それにプラスする感じで別素材の食器もあったりしますが、あくまでも主役はステンレス。
それはたぶん今後も変わらないでしょう。

なぜなら、これほどインド料理に合う食器素材はないから。
まず、手で食べる文化に適しています。
熱々を取り分けたとしても各自に配っている間に冷めて、更に手で混ぜやすくなります。
香辛料をビシビシ使っていても、食器に色も匂いもつかずすぐ落ちる。
大理石など石を使用した建物が多いインド、たとえ床に落としてもコンクリートの洗い場にぶつけても、壊れることはありません。

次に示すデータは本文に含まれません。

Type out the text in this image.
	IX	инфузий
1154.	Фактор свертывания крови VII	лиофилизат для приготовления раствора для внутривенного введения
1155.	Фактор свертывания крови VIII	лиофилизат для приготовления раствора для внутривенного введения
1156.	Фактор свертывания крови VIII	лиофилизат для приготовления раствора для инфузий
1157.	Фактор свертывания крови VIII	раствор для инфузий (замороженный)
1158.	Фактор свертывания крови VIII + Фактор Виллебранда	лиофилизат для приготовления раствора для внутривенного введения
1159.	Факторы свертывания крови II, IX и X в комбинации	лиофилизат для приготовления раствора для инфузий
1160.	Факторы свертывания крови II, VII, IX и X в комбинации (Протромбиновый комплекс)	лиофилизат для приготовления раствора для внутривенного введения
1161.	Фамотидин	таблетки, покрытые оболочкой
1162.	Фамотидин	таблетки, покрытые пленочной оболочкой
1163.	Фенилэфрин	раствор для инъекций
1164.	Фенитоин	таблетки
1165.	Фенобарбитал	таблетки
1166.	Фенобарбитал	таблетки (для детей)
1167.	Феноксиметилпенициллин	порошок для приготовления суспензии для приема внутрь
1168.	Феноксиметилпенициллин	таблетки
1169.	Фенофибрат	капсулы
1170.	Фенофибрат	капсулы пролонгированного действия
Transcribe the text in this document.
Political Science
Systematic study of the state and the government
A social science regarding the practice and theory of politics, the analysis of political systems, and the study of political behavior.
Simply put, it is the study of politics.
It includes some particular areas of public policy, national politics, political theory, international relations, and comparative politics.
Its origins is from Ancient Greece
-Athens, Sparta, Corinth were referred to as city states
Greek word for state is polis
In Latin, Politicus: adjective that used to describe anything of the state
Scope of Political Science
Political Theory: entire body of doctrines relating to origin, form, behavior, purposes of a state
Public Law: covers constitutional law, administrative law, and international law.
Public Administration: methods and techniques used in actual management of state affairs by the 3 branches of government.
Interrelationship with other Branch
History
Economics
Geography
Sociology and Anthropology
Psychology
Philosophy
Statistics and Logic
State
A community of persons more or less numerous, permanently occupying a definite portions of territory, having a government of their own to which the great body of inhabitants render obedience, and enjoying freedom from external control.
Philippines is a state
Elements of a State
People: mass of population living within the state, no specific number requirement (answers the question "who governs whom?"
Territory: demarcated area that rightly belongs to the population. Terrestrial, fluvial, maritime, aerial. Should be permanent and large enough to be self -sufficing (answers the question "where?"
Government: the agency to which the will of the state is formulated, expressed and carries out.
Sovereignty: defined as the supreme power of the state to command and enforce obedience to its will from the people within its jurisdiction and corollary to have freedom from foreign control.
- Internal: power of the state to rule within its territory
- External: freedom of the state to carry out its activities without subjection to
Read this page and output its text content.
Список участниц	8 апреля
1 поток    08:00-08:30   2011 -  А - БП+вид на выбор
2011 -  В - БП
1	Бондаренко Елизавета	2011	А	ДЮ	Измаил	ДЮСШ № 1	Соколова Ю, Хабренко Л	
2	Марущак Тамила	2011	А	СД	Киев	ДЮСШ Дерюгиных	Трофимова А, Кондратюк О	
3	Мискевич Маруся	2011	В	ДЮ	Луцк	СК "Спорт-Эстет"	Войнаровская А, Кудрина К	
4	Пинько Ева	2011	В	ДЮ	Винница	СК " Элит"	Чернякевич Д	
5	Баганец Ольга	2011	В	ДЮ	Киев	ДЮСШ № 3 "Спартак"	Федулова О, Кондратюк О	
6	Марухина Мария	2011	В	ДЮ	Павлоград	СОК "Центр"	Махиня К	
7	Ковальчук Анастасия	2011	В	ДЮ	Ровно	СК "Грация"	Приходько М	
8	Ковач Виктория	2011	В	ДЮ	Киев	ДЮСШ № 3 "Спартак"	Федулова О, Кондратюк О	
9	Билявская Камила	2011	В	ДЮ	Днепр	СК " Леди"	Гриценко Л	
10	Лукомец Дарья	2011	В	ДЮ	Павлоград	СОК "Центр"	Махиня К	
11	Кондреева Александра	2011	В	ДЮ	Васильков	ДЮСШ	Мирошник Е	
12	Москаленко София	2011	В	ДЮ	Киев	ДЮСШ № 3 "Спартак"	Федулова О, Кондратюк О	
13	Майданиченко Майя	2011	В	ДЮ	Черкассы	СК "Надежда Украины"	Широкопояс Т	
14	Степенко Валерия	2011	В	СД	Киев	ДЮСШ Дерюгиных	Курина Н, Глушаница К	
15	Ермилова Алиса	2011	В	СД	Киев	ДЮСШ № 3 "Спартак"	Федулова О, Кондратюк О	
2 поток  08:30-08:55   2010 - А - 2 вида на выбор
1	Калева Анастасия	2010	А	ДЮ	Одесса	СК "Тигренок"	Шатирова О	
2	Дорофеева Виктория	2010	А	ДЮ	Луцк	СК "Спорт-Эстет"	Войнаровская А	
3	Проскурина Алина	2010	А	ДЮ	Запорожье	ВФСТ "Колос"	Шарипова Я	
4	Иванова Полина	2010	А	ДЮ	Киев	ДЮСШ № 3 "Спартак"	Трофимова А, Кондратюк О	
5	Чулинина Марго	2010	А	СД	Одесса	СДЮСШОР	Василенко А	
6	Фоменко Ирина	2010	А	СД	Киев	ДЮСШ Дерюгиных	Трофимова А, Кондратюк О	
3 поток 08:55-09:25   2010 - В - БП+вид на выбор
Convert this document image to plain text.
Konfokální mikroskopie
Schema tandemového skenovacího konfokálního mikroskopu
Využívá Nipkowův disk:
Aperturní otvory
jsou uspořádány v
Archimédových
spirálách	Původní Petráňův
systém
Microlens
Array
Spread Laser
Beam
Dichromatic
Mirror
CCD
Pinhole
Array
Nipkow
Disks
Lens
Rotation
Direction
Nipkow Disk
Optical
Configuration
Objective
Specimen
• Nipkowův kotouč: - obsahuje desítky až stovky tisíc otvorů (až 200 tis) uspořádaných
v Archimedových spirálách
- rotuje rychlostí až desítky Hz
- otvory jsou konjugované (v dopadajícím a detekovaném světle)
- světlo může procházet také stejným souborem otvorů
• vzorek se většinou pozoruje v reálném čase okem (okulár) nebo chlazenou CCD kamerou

また意外と品数が多く、食器の数が増えるインド料理ですが、同じ大きさ同志で収納しやすいところも利点だと思う。
なんといっても頑丈なので、ヘタに重ねても問題ないですしね。

ところが。
居候中のArjun家では気付かなかった大問題が、サービスアパートで発生してしまいました。
それは、食器を洗う時の騒音問題。
これはたぶん1度でも聞いたことがある人しか、わからないと思います。
なんせワタシ、その音で毎朝目が覚めるくらいでしたから。

ワタシが長く借りていた2件目のサービスアパートは、ぴったり一般住宅に隣接していました。
しかもワタシの部屋の斜め下に、メイドさん用の洗い場があったのです。
基本的に洗い物はメイドさんの仕事。
メイドさんの時間は各家庭によって異なるみたいですが、そこのメイドさんは早朝からの契約のようでした。
なので来た早々、ガッシャガッシャと前日分の食器洗浄から仕事が始まる訳です。

ここではガッシャガッシャなどと抑えたオノマトペを使っていますが、実際はそんなかわいいもんじゃない。
大量のステンレス食器を力まかせにかき回している音は、やはり想像してもらうしかないのですが、まぁなかなか凄まじいです、ホントに。
別にこのメイドさんが乱暴という事じゃなくて、スピーディーに食器洗いを終わらせようとしたら、こういう音になるのでしょう。

またインド人は音に寛容な人種だと、3か月間でしっかり学んだワタシ。
彼らにとってあれぐらいなら、うるさいうちに入らないのだと思う。
これもひとつのインドらしさなのだと、耐えるしかありませんでした。

でもワタシ、そういう経験も踏まえて、インド旅行には耳栓を強くおすすめします。